Year: Team; Games; Passing; Rushing; Sacked; Fumbles
GP: GS; Record; Cmp; Att; Pct; Yds; Avg; TD; Int; Rtg; Att; Yds; Avg; TD; Sck; SckY; Fum; Lost
1976: NE; 1; 1; 0–1; 12; 23; 52.2; 167; 7.3; 1; 1; 72.2; 7; 35; 5.0; 0; 0; 0; 0; 0
1978: NE; 1; 1; 0–1; 3; 12; 25.0; 38; 3.2; 0; 2; 0.7; 1; 16; 16.0; 0; 1; 3; 0; 0
1982: NE; 1; 1; 0–1; 16; 30; 53.3; 189; 6.3; 1; 2; 56.1; 0; 0; 0.0; 0; 4; 29; 0; 0
1985: NE; 1; 0; –; 17; 30; 56.7; 177; 5.9; 1; 2; 57.2; 1; 3; 3.0; 0; 4; 33; 0; 0
1986: NE; 0; 0; –; DNP
Total: 4; 3; 0–3; 48; 95; 50.5; 571; 6.0; 3; 7; 49.1; 9; 54; 6.0; 0; 9; 65; 0; 0

==Honors==
Grogan's high school, Ottawa High School in Ottawa, Kansas has named its football stadium after him, he was inducted into the KSHSAA Hall of Fame in 1976 and he was also inducted into the State of Kansas Sports Hall of Fame in 1999. In 1984 Grogan was voted the Patriots Ed Block Courage Award winner. Kansas State has retired the number Grogan wore for the Wildcats, #11, to jointly honor him and Lynn Dickey, who also wore #11. It is the only number retired by Kansas State. (Grogan wore #14 with the Patriots.) Grogan was inducted into the Kansas State athletics hall of fame in 1995. In 2002 he was a part of the inaugural class of players to have their name enshrined on the Kansas State football ring of honor.
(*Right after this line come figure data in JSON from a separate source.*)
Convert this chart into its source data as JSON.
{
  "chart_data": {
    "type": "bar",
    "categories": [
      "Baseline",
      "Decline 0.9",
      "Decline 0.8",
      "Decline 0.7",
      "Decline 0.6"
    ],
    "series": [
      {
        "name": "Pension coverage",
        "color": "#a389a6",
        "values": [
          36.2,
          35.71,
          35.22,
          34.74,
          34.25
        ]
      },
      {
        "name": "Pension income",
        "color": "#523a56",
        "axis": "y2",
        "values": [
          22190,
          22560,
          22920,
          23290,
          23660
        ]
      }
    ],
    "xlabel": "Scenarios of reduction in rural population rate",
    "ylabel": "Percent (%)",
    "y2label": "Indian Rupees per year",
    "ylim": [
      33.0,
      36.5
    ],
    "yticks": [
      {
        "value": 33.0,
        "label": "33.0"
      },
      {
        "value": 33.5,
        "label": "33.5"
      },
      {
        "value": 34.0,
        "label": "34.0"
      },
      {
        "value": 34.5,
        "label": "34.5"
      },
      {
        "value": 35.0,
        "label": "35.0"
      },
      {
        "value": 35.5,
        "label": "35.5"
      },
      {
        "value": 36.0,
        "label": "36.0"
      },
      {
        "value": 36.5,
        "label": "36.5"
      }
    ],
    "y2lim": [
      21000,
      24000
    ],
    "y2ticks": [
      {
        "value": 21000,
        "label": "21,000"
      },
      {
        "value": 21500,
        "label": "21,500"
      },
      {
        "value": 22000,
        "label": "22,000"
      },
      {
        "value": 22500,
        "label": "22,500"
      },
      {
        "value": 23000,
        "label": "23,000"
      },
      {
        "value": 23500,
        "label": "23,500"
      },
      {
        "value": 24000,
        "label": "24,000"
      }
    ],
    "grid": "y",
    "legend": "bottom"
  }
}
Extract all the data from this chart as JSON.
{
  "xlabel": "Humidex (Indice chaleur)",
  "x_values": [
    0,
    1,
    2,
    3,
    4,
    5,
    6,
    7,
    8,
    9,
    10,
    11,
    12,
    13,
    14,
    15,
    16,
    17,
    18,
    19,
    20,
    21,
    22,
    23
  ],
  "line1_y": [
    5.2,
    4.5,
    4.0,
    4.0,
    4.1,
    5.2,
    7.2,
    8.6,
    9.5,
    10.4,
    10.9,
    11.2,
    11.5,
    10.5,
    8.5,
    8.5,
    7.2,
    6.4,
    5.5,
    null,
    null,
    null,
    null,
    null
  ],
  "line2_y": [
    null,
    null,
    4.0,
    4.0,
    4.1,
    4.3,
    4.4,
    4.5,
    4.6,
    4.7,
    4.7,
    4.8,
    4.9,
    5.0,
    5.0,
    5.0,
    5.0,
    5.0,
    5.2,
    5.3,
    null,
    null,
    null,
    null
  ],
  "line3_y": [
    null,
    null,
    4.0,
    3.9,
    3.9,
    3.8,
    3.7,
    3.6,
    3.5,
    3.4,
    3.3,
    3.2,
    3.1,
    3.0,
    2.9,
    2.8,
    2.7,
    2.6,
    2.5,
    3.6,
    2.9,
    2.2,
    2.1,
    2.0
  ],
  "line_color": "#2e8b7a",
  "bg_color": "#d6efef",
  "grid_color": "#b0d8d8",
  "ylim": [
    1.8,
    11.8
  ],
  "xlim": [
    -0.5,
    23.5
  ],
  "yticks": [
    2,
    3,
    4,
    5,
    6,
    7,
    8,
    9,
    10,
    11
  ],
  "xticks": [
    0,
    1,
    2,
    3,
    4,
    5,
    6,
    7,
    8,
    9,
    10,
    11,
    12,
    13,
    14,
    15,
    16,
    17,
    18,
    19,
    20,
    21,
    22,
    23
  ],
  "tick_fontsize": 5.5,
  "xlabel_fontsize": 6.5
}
In 2003 Grogan received the Football Legacy Award from The Sports Museum at TD Garden. Grogan received the Kansas State Alumni Medallion in 1995. The award is the most prestigious of all the organizations achievements, it was given to Grogan for his charitable efforts.

Grogan was named to the Patriots 35th Anniversary Team in 1994, and was elected into the Patriots Hall of Fame in 1995. He was also elected to the Patriot's All-Decade teams of the 1970s and the 1980s. In 2009 Grogan was a given a special award for his achievements both on and off the field at the Hockomock Area YMCA's fourth annual Legends Ball. In 2018, Bleacher Report named Grogan number 48 on their list of Bostons 50 greatest athlete of all time.